= High Council of Judges and Prosecutors (Monaco) =

Disciplinary body of the legal system of Monaco

The High Council of Judges and Prosecutors (Le Haut Conseil de la Magistrature) is a collegial body invested with a preponderant role within the framework of the administration of justice of the Principality of Monaco. The High Council of Judges and Prosecutors was instituted by the law n° 1364 of November 16, 2009 relating to the statute of the magistracy. In November 2018, the new members of the High Judicial Council have been introduced in their new functions, under the chairmanship of Laurent Anselmi, Director of Judicial Services.

== Mission ==
The High Council's mission is to ensure that fairness, equal treatment and all the principles that a rule of law must respect in the management of magistrates' careers are observed. The High Council is also called upon to exercise disciplinary power with regard to magistrates, the disciplinary procedure being surrounded by reinforced guarantees tending, in particular, to ensure respect for its adversarial nature.
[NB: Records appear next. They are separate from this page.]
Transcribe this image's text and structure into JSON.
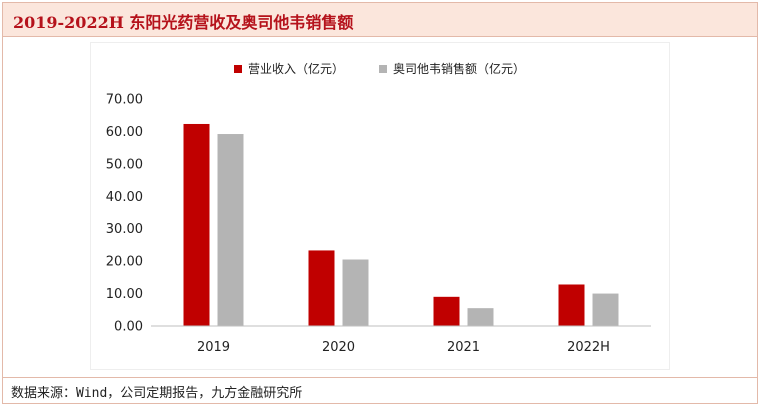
{
  "header": {
    "title": "2019-2022H 东阳光药营收及奥司他韦销售额"
  },
  "footer": {
    "source": "数据来源：Wind，公司定期报告，九方金融研究所"
  },
  "colors": {
    "series_revenue": "#c00000",
    "series_oseltamivir": "#b4b4b4",
    "title": "#b5121b"
  },
  "chart_data": {
    "type": "bar",
    "categories": [
      "2019",
      "2020",
      "2021",
      "2022H"
    ],
    "series": [
      {
        "name": "营业收入（亿元）",
        "values": [
          62.3,
          23.3,
          9.0,
          12.8
        ]
      },
      {
        "name": "奥司他韦销售额（亿元）",
        "values": [
          59.2,
          20.5,
          5.5,
          10.0
        ]
      }
    ],
    "ylim": [
      0,
      70
    ],
    "yticks": [
      "0.00",
      "10.00",
      "20.00",
      "30.00",
      "40.00",
      "50.00",
      "60.00",
      "70.00"
    ],
    "legend": "top",
    "grid": false,
    "xlabel": "",
    "ylabel": ""
  }
}
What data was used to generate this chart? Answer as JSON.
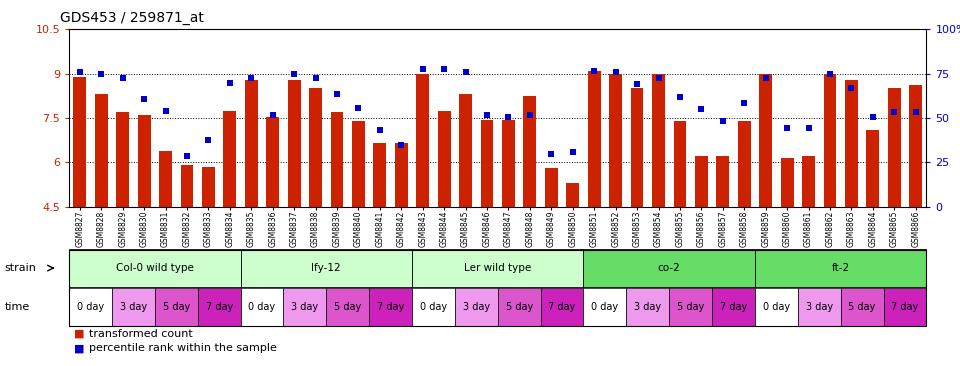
{
  "title": "GDS453 / 259871_at",
  "xlabels": [
    "GSM8827",
    "GSM8828",
    "GSM8829",
    "GSM8830",
    "GSM8831",
    "GSM8832",
    "GSM8833",
    "GSM8834",
    "GSM8835",
    "GSM8836",
    "GSM8837",
    "GSM8838",
    "GSM8839",
    "GSM8840",
    "GSM8841",
    "GSM8842",
    "GSM8843",
    "GSM8844",
    "GSM8845",
    "GSM8846",
    "GSM8847",
    "GSM8848",
    "GSM8849",
    "GSM8850",
    "GSM8851",
    "GSM8852",
    "GSM8853",
    "GSM8854",
    "GSM8855",
    "GSM8856",
    "GSM8857",
    "GSM8858",
    "GSM8859",
    "GSM8860",
    "GSM8861",
    "GSM8862",
    "GSM8863",
    "GSM8864",
    "GSM8865",
    "GSM8866"
  ],
  "bar_values": [
    8.9,
    8.3,
    7.7,
    7.6,
    6.4,
    5.9,
    5.85,
    7.75,
    8.8,
    7.55,
    8.8,
    8.5,
    7.7,
    7.4,
    6.65,
    6.65,
    9.0,
    7.75,
    8.3,
    7.45,
    7.45,
    8.25,
    5.8,
    5.3,
    9.1,
    9.0,
    8.5,
    9.0,
    7.4,
    6.2,
    6.2,
    7.4,
    9.0,
    6.15,
    6.2,
    9.0,
    8.8,
    7.1,
    8.5,
    8.6
  ],
  "scatter_values": [
    9.05,
    9.0,
    8.85,
    8.15,
    7.75,
    6.2,
    6.75,
    8.7,
    8.85,
    7.6,
    9.0,
    8.85,
    8.3,
    7.85,
    7.1,
    6.6,
    9.15,
    9.15,
    9.05,
    7.6,
    7.55,
    7.6,
    6.3,
    6.35,
    9.1,
    9.05,
    8.65,
    8.85,
    8.2,
    7.8,
    7.4,
    8.0,
    8.85,
    7.15,
    7.15,
    9.0,
    8.5,
    7.55,
    7.7,
    7.7
  ],
  "bar_color": "#cc2200",
  "scatter_color": "#0000cc",
  "ylim_left": [
    4.5,
    10.5
  ],
  "ylim_right": [
    0,
    100
  ],
  "yticks_left": [
    4.5,
    6.0,
    7.5,
    9.0,
    10.5
  ],
  "ytick_labels_left": [
    "4.5",
    "6",
    "7.5",
    "9",
    "10.5"
  ],
  "yticks_right": [
    0,
    25,
    50,
    75,
    100
  ],
  "ytick_labels_right": [
    "0",
    "25",
    "50",
    "75",
    "100%"
  ],
  "hlines": [
    6.0,
    7.5,
    9.0
  ],
  "strains": [
    {
      "label": "Col-0 wild type",
      "start": 0,
      "end": 8,
      "color": "#ccffcc"
    },
    {
      "label": "lfy-12",
      "start": 8,
      "end": 16,
      "color": "#ccffcc"
    },
    {
      "label": "Ler wild type",
      "start": 16,
      "end": 24,
      "color": "#ccffcc"
    },
    {
      "label": "co-2",
      "start": 24,
      "end": 32,
      "color": "#66dd66"
    },
    {
      "label": "ft-2",
      "start": 32,
      "end": 40,
      "color": "#66dd66"
    }
  ],
  "time_labels": [
    "0 day",
    "3 day",
    "5 day",
    "7 day"
  ],
  "time_colors": [
    "#ffffff",
    "#ee99ee",
    "#dd55cc",
    "#cc22bb"
  ],
  "legend_bar_label": "transformed count",
  "legend_scatter_label": "percentile rank within the sample",
  "bar_width": 0.6,
  "base_value": 4.5
}
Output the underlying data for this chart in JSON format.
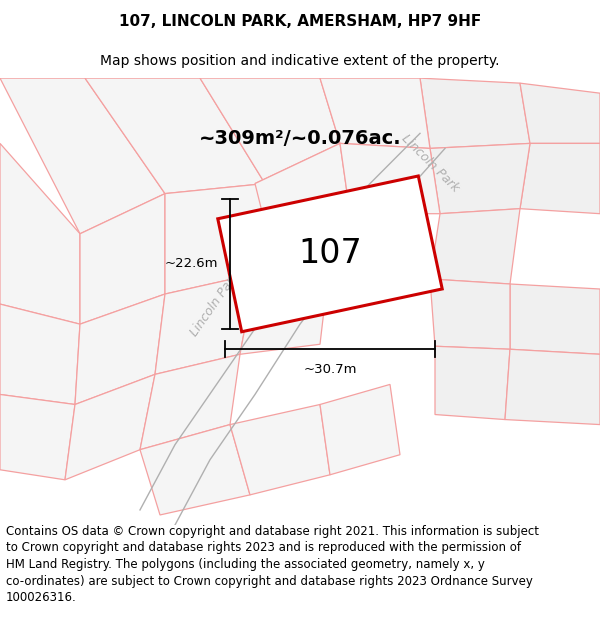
{
  "title": "107, LINCOLN PARK, AMERSHAM, HP7 9HF",
  "subtitle": "Map shows position and indicative extent of the property.",
  "footer_text": "Contains OS data © Crown copyright and database right 2021. This information is subject\nto Crown copyright and database rights 2023 and is reproduced with the permission of\nHM Land Registry. The polygons (including the associated geometry, namely x, y\nco-ordinates) are subject to Crown copyright and database rights 2023 Ordnance Survey\n100026316.",
  "area_label": "~309m²/~0.076ac.",
  "property_label": "107",
  "dim_h": "~30.7m",
  "dim_v": "~22.6m",
  "road_label": "Lincoln Park",
  "bg_color": "#ffffff",
  "map_bg": "#ffffff",
  "neighbor_fill": "#f0f0f0",
  "neighbor_edge": "#f4a0a0",
  "road_line_color": "#c0c0c0",
  "property_fill": "#ffffff",
  "property_edge": "#cc0000",
  "dim_line_color": "#000000",
  "title_fontsize": 11,
  "subtitle_fontsize": 10,
  "footer_fontsize": 8.5,
  "area_fontsize": 14,
  "label_fontsize": 24,
  "dim_fontsize": 9.5
}
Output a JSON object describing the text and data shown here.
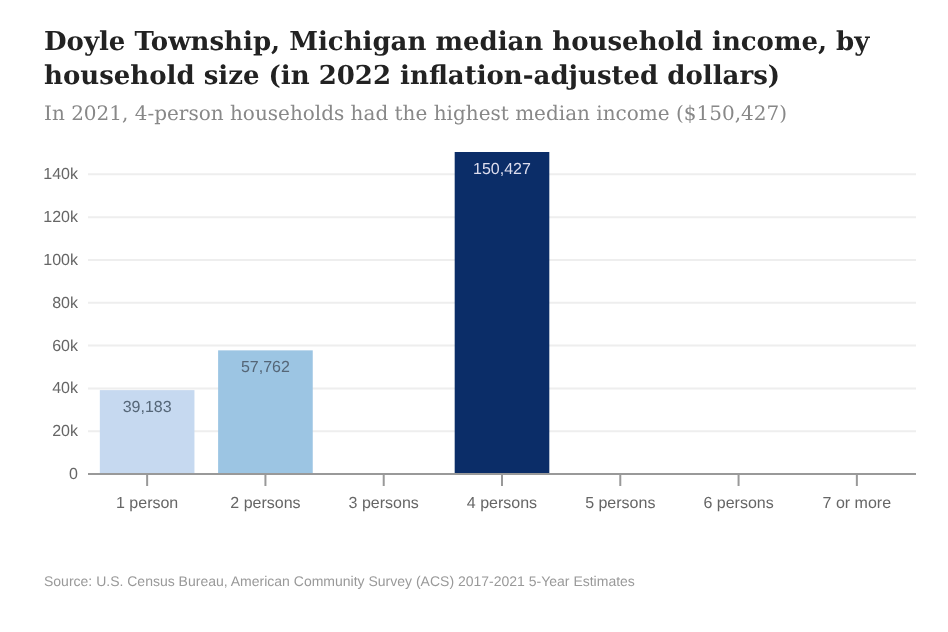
{
  "chart_data": {
    "type": "bar",
    "title": "Doyle Township, Michigan median household income, by household size (in 2022 inflation-adjusted dollars)",
    "subtitle": "In 2021, 4-person households had the highest median income ($150,427)",
    "categories": [
      "1 person",
      "2 persons",
      "3 persons",
      "4 persons",
      "5 persons",
      "6 persons",
      "7 or more"
    ],
    "values": [
      39183,
      57762,
      null,
      150427,
      null,
      null,
      null
    ],
    "colors": [
      "#c6d9f0",
      "#9cc5e3",
      null,
      "#0b2d68",
      null,
      null,
      null
    ],
    "value_labels": [
      "39,183",
      "57,762",
      null,
      "150,427",
      null,
      null,
      null
    ],
    "ylim": [
      0,
      150427
    ],
    "yticks": [
      0,
      {
        "value": 20000,
        "label": "20k"
      },
      {
        "value": 40000,
        "label": "40k"
      },
      {
        "value": 60000,
        "label": "60k"
      },
      {
        "value": 80000,
        "label": "80k"
      },
      {
        "value": 100000,
        "label": "100k"
      },
      {
        "value": 120000,
        "label": "120k"
      },
      {
        "value": 140000,
        "label": "140k"
      }
    ],
    "grid": "y",
    "annotations": [
      "Source: U.S. Census Bureau, American Community Survey (ACS) 2017-2021 5-Year Estimates"
    ]
  }
}
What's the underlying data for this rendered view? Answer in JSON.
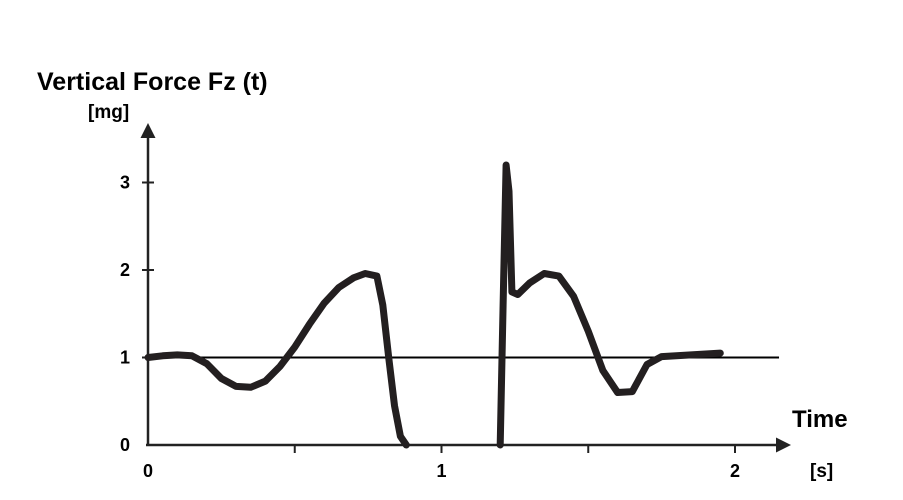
{
  "chart_data": {
    "type": "line",
    "title": "Vertical Force Fz (t)",
    "ylabel": "[mg]",
    "xlabel": "Time",
    "xunit": "[s]",
    "xlim": [
      0,
      2.2
    ],
    "ylim": [
      0,
      3.5
    ],
    "x_ticks": [
      0,
      0.5,
      1,
      1.5,
      2
    ],
    "x_tick_labels": [
      "0",
      "",
      "1",
      "",
      "2"
    ],
    "y_ticks": [
      0,
      1,
      2,
      3
    ],
    "y_tick_labels": [
      "0",
      "1",
      "2",
      "3"
    ],
    "reference_line": {
      "y": 1,
      "x_range": [
        0,
        2.15
      ]
    },
    "grid": false,
    "series": [
      {
        "name": "Fz",
        "segments": [
          {
            "x": [
              0,
              0.05,
              0.1,
              0.15,
              0.2,
              0.25,
              0.3,
              0.35,
              0.4,
              0.45,
              0.5,
              0.55,
              0.6,
              0.65,
              0.7,
              0.74,
              0.78,
              0.8,
              0.82,
              0.84,
              0.86,
              0.88
            ],
            "y": [
              1.0,
              1.02,
              1.03,
              1.02,
              0.93,
              0.76,
              0.67,
              0.66,
              0.73,
              0.9,
              1.12,
              1.38,
              1.62,
              1.8,
              1.91,
              1.96,
              1.93,
              1.6,
              1.0,
              0.45,
              0.1,
              0.0
            ]
          },
          {
            "x": [
              1.2,
              1.21,
              1.22,
              1.23,
              1.24,
              1.26,
              1.3,
              1.35,
              1.4,
              1.45,
              1.5,
              1.55,
              1.6,
              1.65,
              1.7,
              1.75,
              1.85,
              1.95
            ],
            "y": [
              0.0,
              1.6,
              3.2,
              2.9,
              1.75,
              1.72,
              1.85,
              1.96,
              1.93,
              1.7,
              1.3,
              0.85,
              0.6,
              0.61,
              0.92,
              1.01,
              1.03,
              1.05
            ]
          }
        ]
      }
    ]
  }
}
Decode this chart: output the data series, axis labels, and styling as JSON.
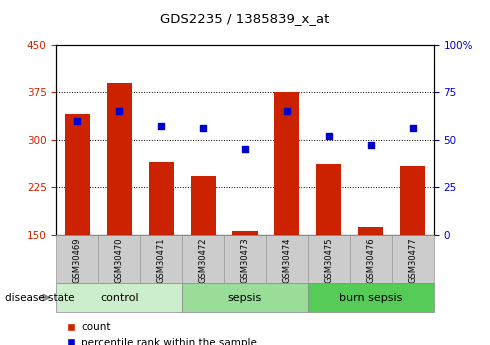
{
  "title": "GDS2235 / 1385839_x_at",
  "samples": [
    "GSM30469",
    "GSM30470",
    "GSM30471",
    "GSM30472",
    "GSM30473",
    "GSM30474",
    "GSM30475",
    "GSM30476",
    "GSM30477"
  ],
  "bar_values": [
    340,
    390,
    265,
    242,
    155,
    375,
    262,
    162,
    258
  ],
  "blue_dot_values": [
    60,
    65,
    57,
    56,
    45,
    65,
    52,
    47,
    56
  ],
  "ylim_left": [
    150,
    450
  ],
  "ylim_right": [
    0,
    100
  ],
  "yticks_left": [
    150,
    225,
    300,
    375,
    450
  ],
  "yticks_right": [
    0,
    25,
    50,
    75,
    100
  ],
  "bar_color": "#cc2200",
  "dot_color": "#0000cc",
  "bar_bottom": 150,
  "groups": [
    {
      "label": "control",
      "indices": [
        0,
        1,
        2
      ]
    },
    {
      "label": "sepsis",
      "indices": [
        3,
        4,
        5
      ]
    },
    {
      "label": "burn sepsis",
      "indices": [
        6,
        7,
        8
      ]
    }
  ],
  "group_colors": [
    "#cceecc",
    "#99dd99",
    "#55cc55"
  ],
  "disease_state_label": "disease state",
  "legend_count_label": "count",
  "legend_percentile_label": "percentile rank within the sample",
  "tick_label_color_left": "#cc2200",
  "tick_label_color_right": "#0000cc",
  "xtick_bg_color": "#cccccc",
  "xtick_edge_color": "#999999"
}
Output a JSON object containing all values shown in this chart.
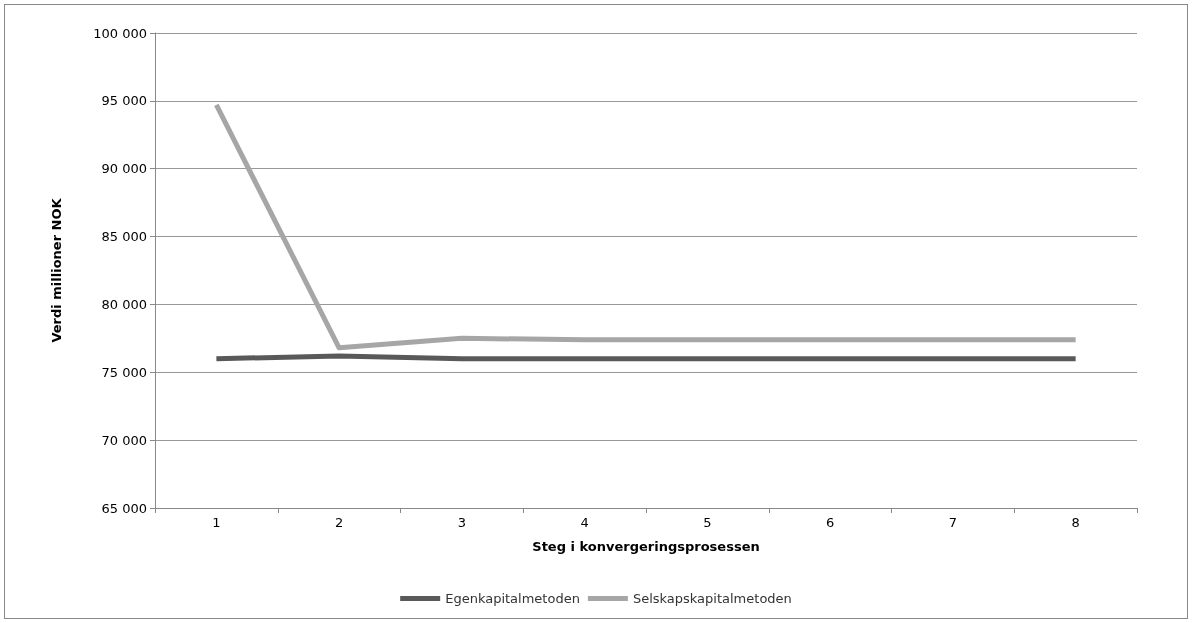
{
  "chart_data": {
    "type": "line",
    "xlabel": "Steg i konvergeringsprosessen",
    "ylabel": "Verdi millioner NOK",
    "categories": [
      "1",
      "2",
      "3",
      "4",
      "5",
      "6",
      "7",
      "8"
    ],
    "series": [
      {
        "name": "Egenkapitalmetoden",
        "color": "#595959",
        "values": [
          76000,
          76200,
          76000,
          76000,
          76000,
          76000,
          76000,
          76000
        ]
      },
      {
        "name": "Selskapskapitalmetoden",
        "color": "#a6a6a6",
        "values": [
          94700,
          76800,
          77500,
          77400,
          77400,
          77400,
          77400,
          77400
        ]
      }
    ],
    "ylim": [
      65000,
      100000
    ],
    "yticks": [
      {
        "value": 65000,
        "label": "65 000"
      },
      {
        "value": 70000,
        "label": "70 000"
      },
      {
        "value": 75000,
        "label": "75 000"
      },
      {
        "value": 80000,
        "label": "80 000"
      },
      {
        "value": 85000,
        "label": "85 000"
      },
      {
        "value": 90000,
        "label": "90 000"
      },
      {
        "value": 95000,
        "label": "95 000"
      },
      {
        "value": 100000,
        "label": "100 000"
      }
    ],
    "grid": "y",
    "legend": "bottom",
    "marker": "none",
    "line_style": "solid"
  }
}
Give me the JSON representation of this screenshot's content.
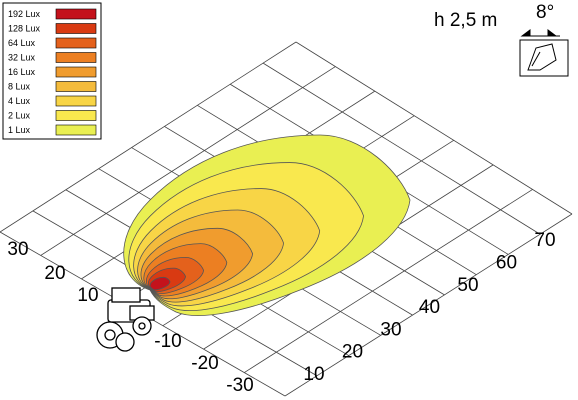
{
  "legend": [
    {
      "label": "192 Lux",
      "color": "#c4121c"
    },
    {
      "label": "128 Lux",
      "color": "#d93a12"
    },
    {
      "label": "64 Lux",
      "color": "#e4611c"
    },
    {
      "label": "32 Lux",
      "color": "#ec7f22"
    },
    {
      "label": "16 Lux",
      "color": "#f09c2e"
    },
    {
      "label": "8 Lux",
      "color": "#f4bb3c"
    },
    {
      "label": "4 Lux",
      "color": "#f8d546"
    },
    {
      "label": "2 Lux",
      "color": "#f9e84e"
    },
    {
      "label": "1 Lux",
      "color": "#e9ef52"
    }
  ],
  "mounting": {
    "height": "h 2,5 m",
    "angle": "8°"
  },
  "left_axis": {
    "labels": [
      30,
      20,
      10,
      -10,
      -20,
      -30
    ]
  },
  "right_axis": {
    "labels": [
      10,
      20,
      30,
      40,
      50,
      60,
      70
    ]
  }
}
The High Council of Magistracy can be consulted by the Prince on any question relating to the organization and functioning of justice.

== Composition ==
The High Council of Judges and Prosecutors is composed of seven members and acts with no less than five members:

- President - The Secretary of Justice
- Vice-President - The First President of the Court of Revision
- A full member of the Crown Council
- A full member appointed by the National Council
- A full member appointed by the Supreme Court
- Two members elected by the judges

=== Members ===
As of 2021 the members of the High Council of Judges and Prosecutors are:

==== Full members ====
- Philippe Orengo, appointed by the Crown Council;
- Yves Strickler, appointed by the National Council;
- Dominique Adam, appointed by the Supreme Court;
- Éric Senna, Counselor at the Court of Appeal, elected by the second college of the judiciary;
- Magali Ghenassia, Vice-president at the Court of First Instance, elected by the first college of the judiciary.

==== Alternate members ====

- Laurent Le Mesle, Advisor to the Court of Revision, appointed by the said Court to replace the Vice-president ex officio;
- Olivier Echappe, Counselor at the French Court of Cassation, appointed by the Crown Council;
- Béatrice Bardy, appointed by the National Council;
- Mathieu Disant, Associate Professor of the Faculties of Law, Professor at the University Jean Monnet - Lyon Saint-Étienne, appointed by the Supreme Court;
- Adrien Candau, Judge at the Court of First Instance, elected by the first college of the judiciary;
- Cyrielle Colle, First Substitute of the Attorney General, elected by the second college of the judiciary.